Le Conseil constitutionnel, par sa décision du 29 septembre 2010, s’est prononcé sur la conformité de l’impôt de solidarité sur la fortune. Cette question prioritaire de constitutionnalité concernait spécifiquement les règles relatives à l’assujettissement, à l’assiette et au barème de cette contribution annuelle.
Le litige provient de la contestation par des contribuables des articles 885 A, 885 E et 885 U du code général des impôts. Ces derniers soutenaient que les modalités de taxation rompaient l’égalité devant la loi et devant les charges publiques selon la Déclaration de 1789.
Les requérants critiquaient notamment l’imposition commune des concubins notoires, l’intégration de biens improductifs dans l’assiette et l’absence d’un quotient familial. Ils estimaient que ces dispositions ne prenaient pas suffisamment en compte les facultés contributives réelles des foyers fiscaux soumis à cet impôt.
Le Conseil constitutionnel rejette l’ensemble de ces griefs en déclarant les dispositions contestées conformes aux principes et libertés garantis par la Constitution. Il affirme que le législateur peut librement déterminer les critères d’évaluation de la capacité contributive sous réserve de fonder son appréciation sur des éléments objectifs.

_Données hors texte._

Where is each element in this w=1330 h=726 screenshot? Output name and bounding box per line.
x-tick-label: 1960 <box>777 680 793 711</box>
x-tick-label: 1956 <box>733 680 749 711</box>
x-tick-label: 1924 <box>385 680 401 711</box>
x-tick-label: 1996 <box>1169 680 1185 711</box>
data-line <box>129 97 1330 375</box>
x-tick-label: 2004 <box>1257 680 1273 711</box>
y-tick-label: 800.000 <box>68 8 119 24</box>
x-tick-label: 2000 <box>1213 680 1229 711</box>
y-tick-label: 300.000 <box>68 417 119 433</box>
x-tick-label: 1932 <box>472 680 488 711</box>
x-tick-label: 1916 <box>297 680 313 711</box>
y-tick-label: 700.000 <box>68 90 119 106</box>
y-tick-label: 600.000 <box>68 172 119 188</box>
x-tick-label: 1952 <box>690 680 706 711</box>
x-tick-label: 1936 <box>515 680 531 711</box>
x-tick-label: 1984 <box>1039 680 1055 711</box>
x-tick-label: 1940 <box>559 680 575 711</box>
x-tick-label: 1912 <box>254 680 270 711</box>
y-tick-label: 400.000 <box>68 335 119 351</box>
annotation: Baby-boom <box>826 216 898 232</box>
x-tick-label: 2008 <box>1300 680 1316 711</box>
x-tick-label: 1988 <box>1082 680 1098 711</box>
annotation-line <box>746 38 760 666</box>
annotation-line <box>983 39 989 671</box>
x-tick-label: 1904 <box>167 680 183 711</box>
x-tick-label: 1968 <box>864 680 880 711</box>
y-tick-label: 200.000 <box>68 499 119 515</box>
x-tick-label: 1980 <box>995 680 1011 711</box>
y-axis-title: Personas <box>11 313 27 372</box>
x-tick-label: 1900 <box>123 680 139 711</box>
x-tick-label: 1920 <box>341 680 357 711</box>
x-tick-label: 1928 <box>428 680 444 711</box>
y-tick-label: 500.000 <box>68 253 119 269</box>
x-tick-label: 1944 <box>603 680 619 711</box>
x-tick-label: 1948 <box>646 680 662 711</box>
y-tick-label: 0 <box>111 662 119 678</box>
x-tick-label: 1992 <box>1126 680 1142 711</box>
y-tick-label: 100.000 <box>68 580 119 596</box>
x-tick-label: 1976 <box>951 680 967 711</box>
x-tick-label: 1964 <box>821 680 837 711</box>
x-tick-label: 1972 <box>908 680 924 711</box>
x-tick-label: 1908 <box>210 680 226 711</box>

I. La validité de la définition du foyer et de l’assiette fiscale
A. Le maintien de l’imposition commune des concubins
Le juge constitutionnel écarte d’abord la remise en cause de l’imposition commune des personnes vivant en concubinage notoire pour le calcul de l’impôt. Il souligne que « le Conseil constitutionnel ne peut être saisi d’une question prioritaire de constitutionnalité relative à une disposition qui a déjà été déclarée conforme ».
Cette règle procédurale repose sur l’autorité de la chose jugée attachée à la décision du 30 décembre 1981 ayant validé le dispositif initial. Le Conseil précise que la création ultérieure du pacte civil de solidarité « ne constitue pas un changement des circonstances » justifiant un nouvel examen de la loi.

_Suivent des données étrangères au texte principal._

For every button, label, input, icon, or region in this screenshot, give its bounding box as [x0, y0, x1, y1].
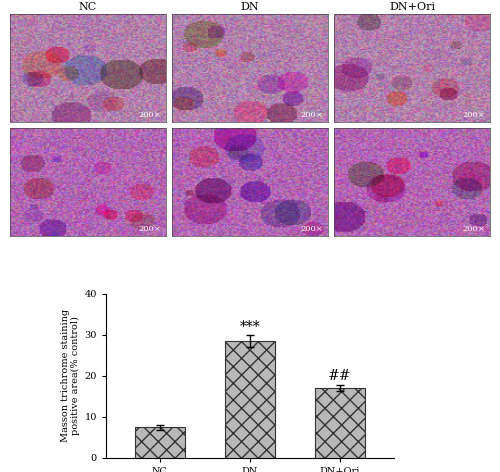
Text: 200×: 200×: [462, 111, 485, 119]
Bar: [225, 341, 275, 458]
Bar: [316, 388, 365, 458]
Text: ***: ***: [240, 320, 260, 334]
Y-axis label: Masson trichrome staining
positive area(% control): Masson trichrome staining positive area(…: [61, 309, 80, 442]
Title: DN: DN: [240, 2, 260, 12]
Text: 200×: 200×: [462, 225, 485, 233]
Title: DN+Ori: DN+Ori: [389, 2, 435, 12]
Text: 200×: 200×: [138, 111, 161, 119]
Bar: [135, 427, 185, 458]
Title: NC: NC: [79, 2, 97, 12]
Text: 200×: 200×: [300, 111, 323, 119]
Text: 200×: 200×: [138, 225, 161, 233]
Text: ##: ##: [328, 369, 352, 383]
Text: 200×: 200×: [300, 225, 323, 233]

B. La taxation légitime des biens non productifs
La juridiction valide ensuite l’intégration des biens ne produisant pas de revenus dans la base taxable de l’impôt de solidarité sur la fortune. Le Conseil rappelle qu’il appartient au législateur de fixer les règles concernant l’assiette des impositions de toutes natures selon l’article 34 de la Constitution.
L’institution d’une telle taxe vise à « frapper la capacité contributive que confère la détention d’un ensemble de biens et de droits ». La simple possession d’un patrimoine, même improductif, manifeste une puissance économique que le pouvoir législatif peut décider de soumettre à une contribution commune indispensable.
II. La reconnaissance d’une liberté de méthode pour le législateur
A. L’absence d’obligation de recourir au quotient familial
Le Conseil constitutionnel juge que l’absence de quotient familial dans le calcul de cet impôt ne méconnaît pas le principe d’égalité devant l’impôt. Il estime que le législateur a valablement considéré que « la composition du foyer fiscal n’avait pas la même incidence qu’en matière d’impôt sur le revenu ».
La faculté contributive au titre du patrimoine s’apprécie selon des modalités propres qui ne sont pas nécessairement calquées sur celles des revenus annuels. L’exigence constitutionnelle de répartition égale de la contribution « ne suppose pas l’existence d’un quotient familial » pour chaque type d’imposition existante.
B. La conformité globale de l’impôt au principe d’égalité
Enfin, la décision souligne que la progressivité du barème et les mécanismes d’abattement assurent le respect des facultés contributives des citoyens. Le législateur a prévu des exonérations concernant la résidence principale ou les biens professionnels afin de corriger les effets potentiellement excessifs de la taxation.
Le juge conclut que les dispositions ne créent aucune rupture caractérisée de l’égalité devant les charges publiques malgré les différences de situations alléguées. L’appréciation souveraine du législateur repose sur des critères rationnels en lien avec l’objectif de solidarité nationale poursuivi par cette loi fiscale.